Essentially, NASCAR will bring in the Pony car generation -- the Mustang and the Challenger -- to respectively replace Ford's Fusion and Dodge's Charger. (NASCAR asked Chevrolet to submit a Camaro but the company didn't want to mess with the car's lines in order to fit the template, so the Impala stays in the series. -Ed.)
Edwards, who drives the No. 99 Ford for Roush Fenway Racing in the NASCAR Sprint Cup series and the No. 60 RFR Ford in the Nationwide series, was part of the test at Daytona. And he came away impressed.
"The first thing is, for me to walk in the garage and to see all these really neat-looking race cars, they just look cool," Edwards said. "That Mustang looks great. I'm proud to be driving one.

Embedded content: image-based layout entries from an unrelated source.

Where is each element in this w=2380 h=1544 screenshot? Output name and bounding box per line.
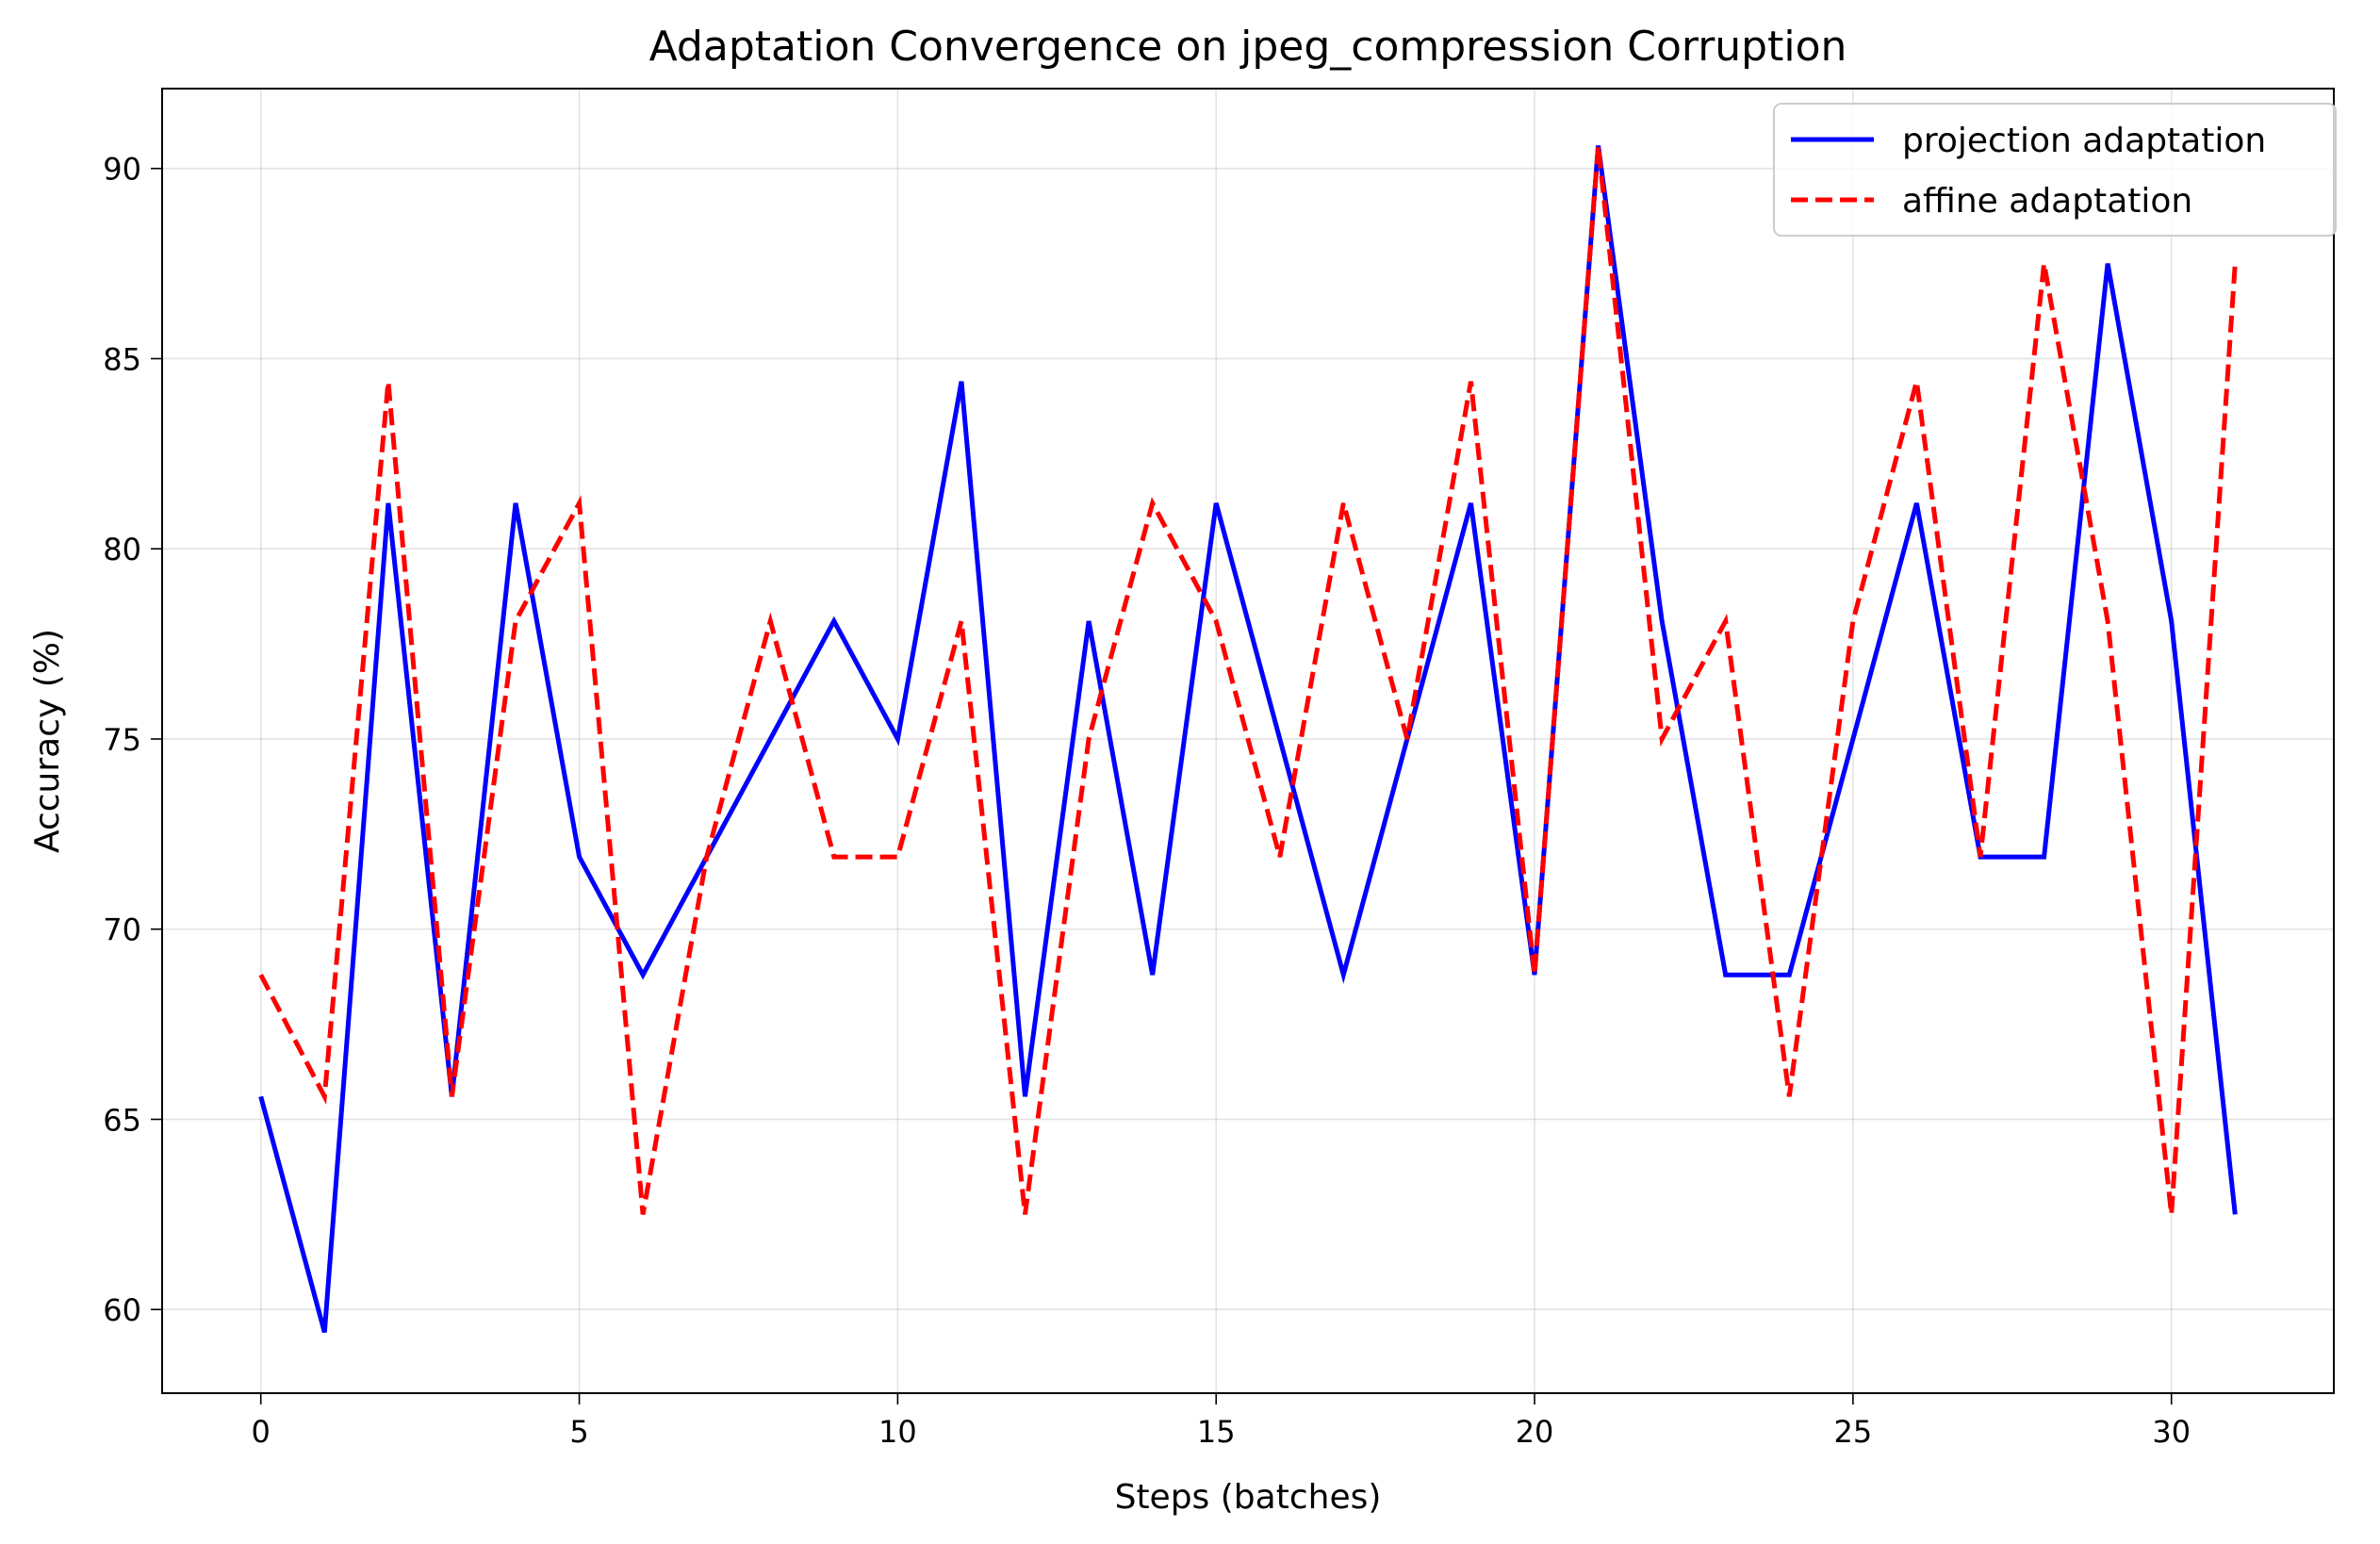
series-line-affine [258, 145, 2238, 1215]
y-tick-label: 90 [103, 152, 141, 188]
legend-box [1773, 103, 2337, 237]
y-axis-label: Accuracy (%) [28, 629, 67, 853]
chart-title: Adaptation Convergence on jpeg_compressi… [649, 23, 1847, 71]
series-layer [258, 145, 2238, 1334]
legend-label-affine: affine adaptation [1902, 182, 2192, 221]
legend-label-projection: projection adaptation [1902, 122, 2266, 160]
y-tick-label: 60 [103, 1292, 141, 1328]
x-axis-label: Steps (batches) [1115, 1478, 1382, 1517]
x-tick-label: 20 [1516, 1414, 1554, 1450]
x-tick-label: 15 [1197, 1414, 1236, 1450]
x-tick-label: 25 [1834, 1414, 1873, 1450]
legend: projection adaptation affine adaptation [1773, 103, 2337, 237]
plot-frame [161, 88, 2335, 1394]
y-tick-label: 70 [103, 912, 141, 948]
x-tick-label: 10 [878, 1414, 917, 1450]
y-tick-label: 85 [103, 341, 141, 377]
y-tick-label: 65 [103, 1102, 141, 1138]
y-tick-label: 75 [103, 722, 141, 758]
series-line-projection [258, 145, 2238, 1334]
x-tick-label: 30 [2152, 1414, 2191, 1450]
x-tick-label: 0 [252, 1414, 271, 1450]
ticks: 0 5 10 15 20 25 30 60 65 70 75 80 85 90 [103, 152, 2191, 1450]
y-tick-label: 80 [103, 532, 141, 567]
x-tick-label: 5 [569, 1414, 588, 1450]
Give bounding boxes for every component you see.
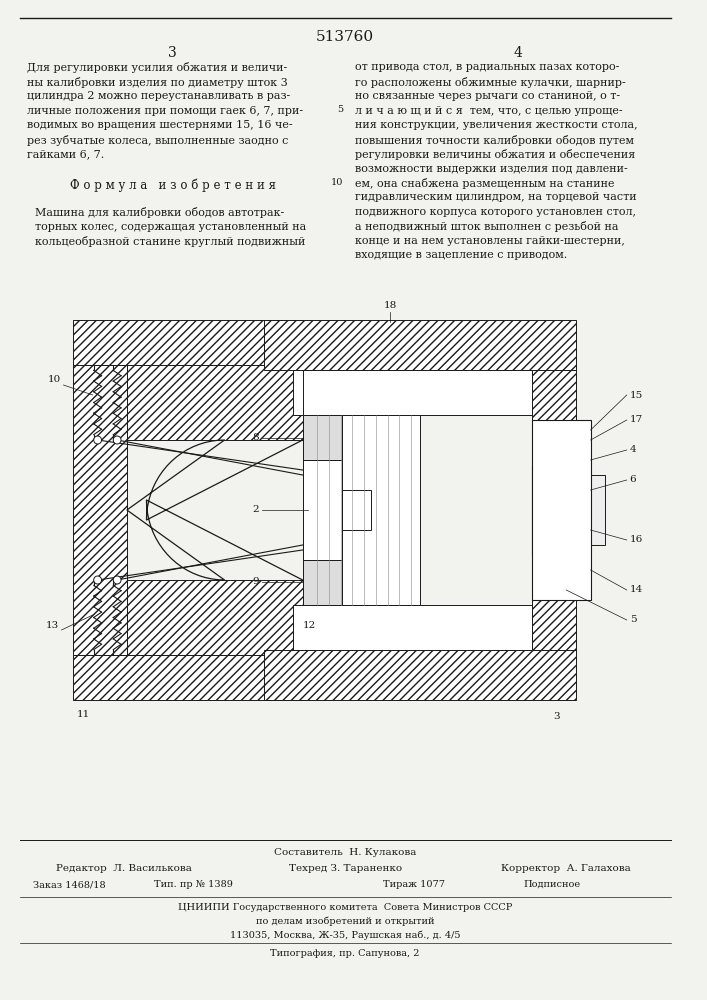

"And out there on the racetrack, the thing that we complain about is the nose sliding off of the corners -- not enough front grip, it gets tight -- and they fixed all that because they are screaming loose. And it's exciting. It's really, really difficult right now to race very close and keep your car going the way you want it to go. So that's what we're struggling with -- tightening up the car, making it handle better.
"It just drives with a ton of front grip. It's pretty wild. The thing about that is that when it's difficult like that and it's dynamic, it's also going to make for a very exciting race. What I hope for is that it doesn't make it so hard to drive them around one another that there are just wrecks -- because the car snaps loose and stuff -- so we'll have to make sure we can get them tight enough that we can still race aggressively and not be at risk of disaster there.
"I think we're going to go run in a big pack here. I told all the fans out there they need to go stand up on top of the garage and watch this because it's going to be insane.
"Brendan Gaughan and I were talking -- it's like the 2003 truck race when it was my first one, and there were just a handful. So it's going to be pretty exciting."
The Daytona test, Edwards said, gave the drivers enough information to tell NASCAR bosses if any changes have to made for the cars to be faster, safer or both.
Afterwards he talked about the matter of the Ford teams being shut out so far this season in Sprint Cup racing. Edwards said that he has faith RFR will get it turned around.
"At Roush Fenway we just need to be better. We just need to be a little faster. That's what it boils down to. We've got great pit stops. We've got great team chemistry. We just have to be faster.
"And the thing that's a little bit frustrating about that, is that I believe Ford as a company, Ford as a car manufacturer, they're doing as well or better than anyone else, and they make the greatest cars on the road, and we have to work with them more closely and figure out what we're lacking here because we should be winning races.
"Matt Kenseth, Greg Biffle, the drivers that we have over here, are some of the best in the garage, I believe, and we should be winning more races."
But it's hard to feel too bad for Edwards and his teammates who, in spite of not visiting Victory Lane this season, are doing pretty well in the points battle.
Edwards sits comfortably in the top 12, as does Kenseth and Biffle. All three will certainly contend for post-season awards and all three should be contenders for the championship once the Chase gets underway in September.